The good news is most policymakers recognize the scale of the problem. Now, the challenge is agreeing on an adequate solution.
President Biden is committed to addressing climate change. During his first few days in office, he signed several climate executive orders. And more recently, he outlined a sweeping, $2 trillion infrastructure plan designed, in part, to tackle several climate issues.
But his approach will not garner the support it needs on Capitol Hill. (Even he said it was a negotiation starter and that “compromise is inevitable.”) The political appetite for it is absent.
U.S. climate policy must be efficient and durable. For decades, economists have supported the use of price signals to change markets. And today economists, a growing number of businesses, and some policymakers support using taxes to change behavior, not subsidies and regulations that hide costs and are less efficient than taxes.
A carbon tax is the most effective and pro-growth policy.
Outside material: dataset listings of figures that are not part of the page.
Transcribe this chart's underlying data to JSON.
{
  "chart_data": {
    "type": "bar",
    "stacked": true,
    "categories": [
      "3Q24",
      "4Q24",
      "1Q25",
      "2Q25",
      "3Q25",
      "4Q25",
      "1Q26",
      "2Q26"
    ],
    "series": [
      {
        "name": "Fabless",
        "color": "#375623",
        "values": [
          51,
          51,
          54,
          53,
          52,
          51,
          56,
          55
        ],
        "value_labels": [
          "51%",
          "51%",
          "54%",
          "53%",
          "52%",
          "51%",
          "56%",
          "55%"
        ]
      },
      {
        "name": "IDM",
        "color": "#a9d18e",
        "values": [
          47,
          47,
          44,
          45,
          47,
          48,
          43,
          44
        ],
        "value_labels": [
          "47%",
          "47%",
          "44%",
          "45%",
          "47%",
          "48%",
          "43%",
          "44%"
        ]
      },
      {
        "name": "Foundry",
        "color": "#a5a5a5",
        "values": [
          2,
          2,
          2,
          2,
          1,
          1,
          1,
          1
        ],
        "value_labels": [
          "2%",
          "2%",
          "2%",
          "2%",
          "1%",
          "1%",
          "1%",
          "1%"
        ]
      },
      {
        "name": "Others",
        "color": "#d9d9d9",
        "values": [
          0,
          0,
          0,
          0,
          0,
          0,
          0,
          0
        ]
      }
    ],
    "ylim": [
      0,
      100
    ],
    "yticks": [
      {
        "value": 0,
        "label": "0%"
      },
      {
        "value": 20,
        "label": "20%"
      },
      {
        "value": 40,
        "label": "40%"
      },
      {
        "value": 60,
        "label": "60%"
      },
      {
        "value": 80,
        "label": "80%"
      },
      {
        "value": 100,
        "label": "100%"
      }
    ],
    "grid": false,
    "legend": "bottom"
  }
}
It would create a free-market incentive for consumers and businesses to reduce carbon emissions while simultaneously growing the economy, which is more important than ever given the existing burden of our federal deficits and debt.
Finally, climate change is a global problem. Nearly 50 countries price their carbon pollution, with more expected to follow suit. Pricing carbon and implementing carbon border adjustments will leverage the power of global consumption to drive down the carbon content of goods and economies. It will also allow the United States to leverage the clean energy investments we have made and give us a competitive advantage over many of our economic competitors.